"WE'LL NEVER BE AS YOUNG AS WE ARE RIGHT NOW."   -  "That's one of my favorite lines," Steinman explains. "I think it's a really startling statement. I'm totally fascinated with age and what times does to people, the fact that you have ghosts around you constantly, that you can't ever escape. `Peter Pan,' " he says, "is the ultimate rock-and-roll myth -- lost boys who don't grow up."
"I was looking out at the vista of violence that is LA - except out there they call it romantic violence - thinking about how I'd like to wipe away the stagnant dross of Fleetwood Mac and The Eagles with a single stroke. Then I saw this chemical fire in the distance. It was eerie - a blue and red haze everywhere. I felt like I was trapped in a jukebox."
"I think I'm obsessed with obsession and I think the dark side of love is the power to be obsessive. Love is one of the forces that can easily obsess and enslave and turn people into jelly. At any point in their lives, it can retrigger something that will enslave them."
"Anybody who’s obsessed is funny. But it’s also a noble sentiment.
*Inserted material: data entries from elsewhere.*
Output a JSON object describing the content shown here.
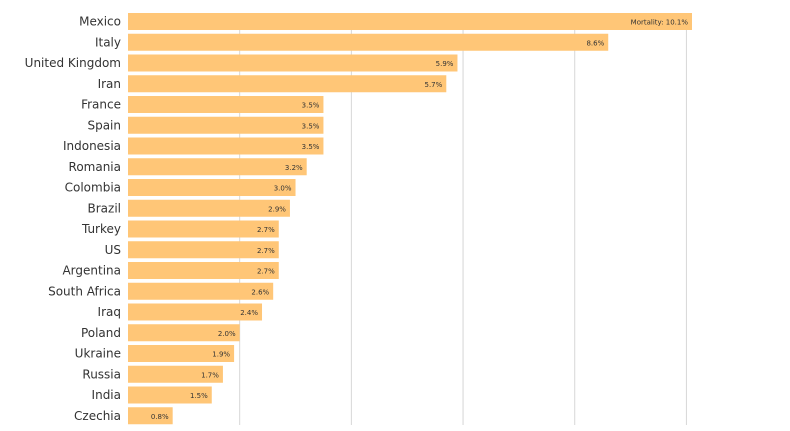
{
  "chart_data": {
    "type": "bar",
    "orientation": "horizontal",
    "title": "",
    "xlabel": "",
    "ylabel": "",
    "categories": [
      "Mexico",
      "Italy",
      "United Kingdom",
      "Iran",
      "France",
      "Spain",
      "Indonesia",
      "Romania",
      "Colombia",
      "Brazil",
      "Turkey",
      "US",
      "Argentina",
      "South Africa",
      "Iraq",
      "Poland",
      "Ukraine",
      "Russia",
      "India",
      "Czechia"
    ],
    "series": [
      {
        "values": [
          10.1,
          8.6,
          5.9,
          5.7,
          3.5,
          3.5,
          3.5,
          3.2,
          3.0,
          2.9,
          2.7,
          2.7,
          2.7,
          2.6,
          2.4,
          2.0,
          1.9,
          1.7,
          1.5,
          0.8
        ],
        "labels": [
          "Mortality: 10.1%",
          "8.6%",
          "5.9%",
          "5.7%",
          "3.5%",
          "3.5%",
          "3.5%",
          "3.2%",
          "3.0%",
          "2.9%",
          "2.7%",
          "2.7%",
          "2.7%",
          "2.6%",
          "2.4%",
          "2.0%",
          "1.9%",
          "1.7%",
          "1.5%",
          "0.8%"
        ]
      }
    ],
    "xlim": [
      0,
      10.1
    ],
    "gridlines": [
      2,
      4,
      6,
      8,
      10
    ],
    "grid": true,
    "legend": "none",
    "bar_color": "#ffc677"
  }
}
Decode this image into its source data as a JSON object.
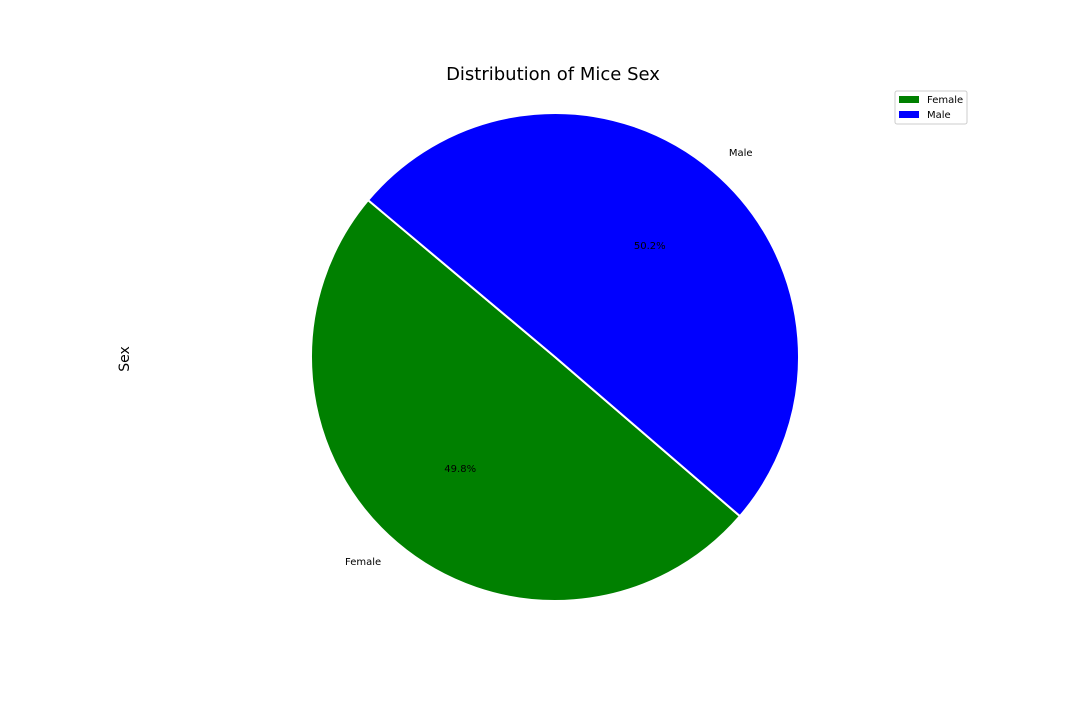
{
  "chart_data": {
    "type": "pie",
    "title": "Distribution of Mice Sex",
    "ylabel": "Sex",
    "categories": [
      "Female",
      "Male"
    ],
    "values": [
      49.8,
      50.2
    ],
    "percent_labels": [
      "49.8%",
      "50.2%"
    ],
    "colors": [
      "#008000",
      "#0000ff"
    ],
    "legend": {
      "placement": "top-right",
      "entries": [
        "Female",
        "Male"
      ]
    },
    "edge_color": "#ffffff",
    "grid": false
  }
}
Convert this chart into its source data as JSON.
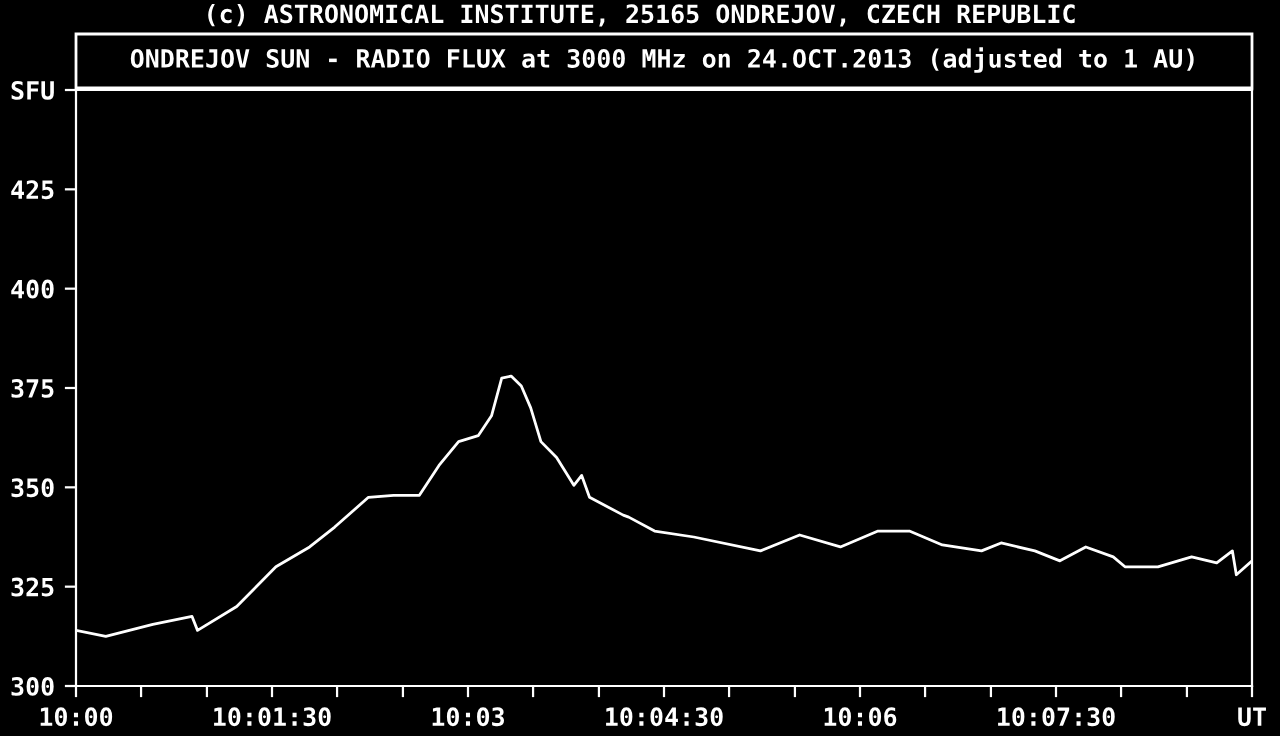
{
  "chart_data": {
    "type": "line",
    "title": "ONDREJOV SUN - RADIO FLUX at 3000 MHz on 24.OCT.2013 (adjusted to 1 AU)",
    "annotations": [
      "(c) ASTRONOMICAL INSTITUTE, 25165 ONDREJOV, CZECH REPUBLIC"
    ],
    "series": [
      {
        "color": "#ffffff",
        "x": [
          10.0,
          10.0038,
          10.0098,
          10.0148,
          10.0155,
          10.0205,
          10.0255,
          10.0298,
          10.033,
          10.0373,
          10.0405,
          10.0438,
          10.0463,
          10.0488,
          10.0513,
          10.053,
          10.0543,
          10.0555,
          10.0568,
          10.058,
          10.0593,
          10.0613,
          10.0635,
          10.0645,
          10.0655,
          10.0698,
          10.0705,
          10.0738,
          10.0788,
          10.0873,
          10.0923,
          10.0975,
          10.1023,
          10.1063,
          10.1105,
          10.1155,
          10.118,
          10.1223,
          10.1255,
          10.1288,
          10.1323,
          10.1338,
          10.138,
          10.1423,
          10.1455,
          10.1475,
          10.148,
          10.15
        ],
        "values": [
          314,
          312.5,
          315.5,
          317.5,
          314,
          320,
          330,
          335,
          340,
          347.5,
          348,
          348,
          355.5,
          361.5,
          363,
          368,
          377.5,
          378,
          375.5,
          370,
          361.5,
          357.5,
          350.5,
          353,
          347.5,
          343,
          342.5,
          339,
          337.5,
          334,
          338,
          335,
          339,
          339,
          335.5,
          334,
          336,
          334,
          331.5,
          335,
          332.5,
          330,
          330,
          332.5,
          331,
          334,
          328,
          331.5
        ]
      }
    ],
    "xlim": [
      10.0,
      10.15
    ],
    "xticks": [
      {
        "value": 10.0,
        "label": "10:00"
      },
      {
        "value": 10.0083,
        "label": null
      },
      {
        "value": 10.0167,
        "label": null
      },
      {
        "value": 10.025,
        "label": "10:01:30"
      },
      {
        "value": 10.0333,
        "label": null
      },
      {
        "value": 10.0417,
        "label": null
      },
      {
        "value": 10.05,
        "label": "10:03"
      },
      {
        "value": 10.0583,
        "label": null
      },
      {
        "value": 10.0667,
        "label": null
      },
      {
        "value": 10.075,
        "label": "10:04:30"
      },
      {
        "value": 10.0833,
        "label": null
      },
      {
        "value": 10.0917,
        "label": null
      },
      {
        "value": 10.1,
        "label": "10:06"
      },
      {
        "value": 10.1083,
        "label": null
      },
      {
        "value": 10.1167,
        "label": null
      },
      {
        "value": 10.125,
        "label": "10:07:30"
      },
      {
        "value": 10.1333,
        "label": null
      },
      {
        "value": 10.1417,
        "label": null
      },
      {
        "value": 10.15,
        "label": "UT"
      }
    ],
    "ylim": [
      300,
      450
    ],
    "yticks": [
      300,
      325,
      350,
      375,
      400,
      425,
      {
        "value": 450,
        "label": "SFU"
      }
    ],
    "grid": false,
    "legend": false,
    "marker": "none",
    "line_style": "solid"
  }
}
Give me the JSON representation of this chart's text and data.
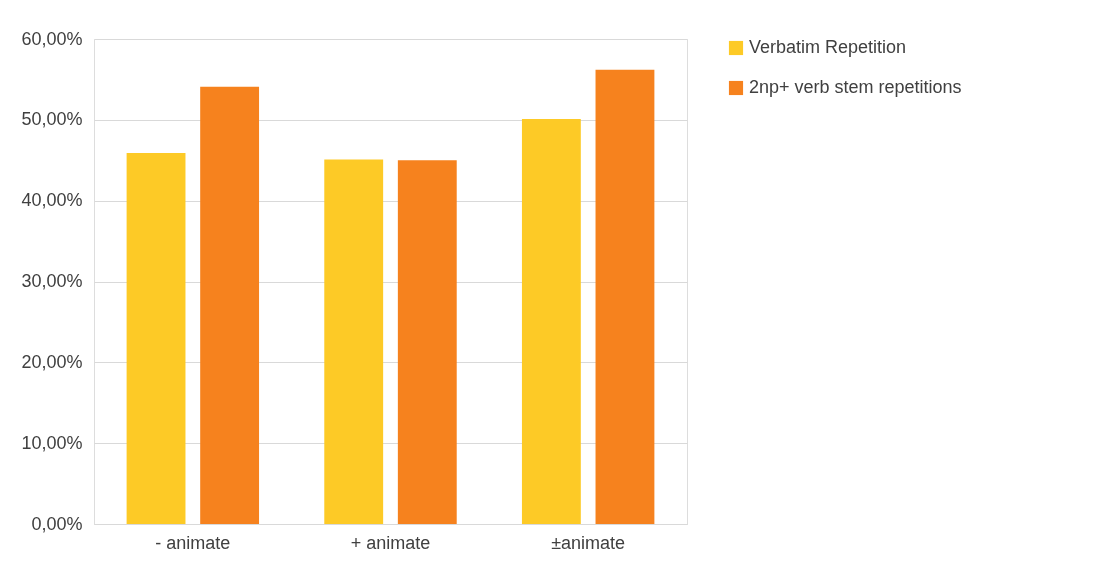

It’s about the most noble thing one can do - to be obsessed by a belief."
"Well, I'm not good at writing music that fits in, it's not what I do well, what I feel like doing."
On artist Richard Corben: "The intertwining of light and dark forces here, of love and decay, of unknown altars and inescapable tombs, of unchained gods and insatiable demons, of unending dreams and unyielding nightmares - all this is dazzling. With Corben, not only is anything possible - it is inevitable."
"I've been called over the top. How silly. If you don't go over the top, you can't see what's on the other side."
The Apotheosis of Music: "The thing is that [Wanger and Little Richard] both amplified human beings. The Wagner material was about God and Little Richard sounded like God. It made me realize that you don’t have to remain a human being - that one of the great uses of art (which I’d only heard talked about as some valuable cultural asset that meant nothing to me) is that it was like taking a pill and you were no longer just a human being"
"Our songs are sardonic, operatic, desperate, extreme and really passionate. There's something dangerous to it - rock should have a mystic dimension. The fun is going over the edge."
"Our songs are a series of heroics. Amplification of reality, glorification's of fantasy."
"The songs are myths, panoramas, vistas, voyages - voyages to a country of lost girls and golden boys who refuse to grow up. It's a land everybody wants to get to, a rock kingdom in which the major theme is: all revved up with no place to go."
"My songs are anthems to those moments when you feel like you're on the head of a match that's burning. They're anthems to the essence of rock & roll, to a world that despises inaction and loves passion and rebellion, They're anthems to the kind of feeling you get listening to 'Be My Baby' by the Ronettes. That's what I love about anthems - the fury, the melody and the passion."
"There's so many things that have beautiful gods in them - y'know, amplifiers, guitars, motorcycles, girls' eyes, screams in the middle of New York City some nights, moons, there's millions of them."
"In a world full of cripples, the only pure revolutionary act is to get up and dance!"
"Then Sam, the only other conscious person in the room, said he'd like to levitate. I said, 'Just stay where you are, because everybody else is sinking.' Suddenly the image dawned as a powerful metaphor for rock & roll: when everybody else is sinking and going the way of L.A. music, when fever and passion become an air-conditioned thrill and fantasies become cluttered by tax-returns, rock & roll dreams come through."
"I don't know if there's any connection linguistically but a great showman to me is also a Shaman, in that tears open doorways and lets you see things behind doors that you would never see. And creates altars so you could worship things that you're not aware of. It shows you the underbelly and that's always interested me more than anything else. What, the secret underbelly of things."
"I was interested in gods and goddesses and people who thought they were gods and goddesses, or tried to be. I was interested in the massive scale, in nightmares, in dreams as opposed to reality. And things that went on in the subconscious rather than the ordinary daily life. Everything heightened or hidden away or secreted or amplified or mythic."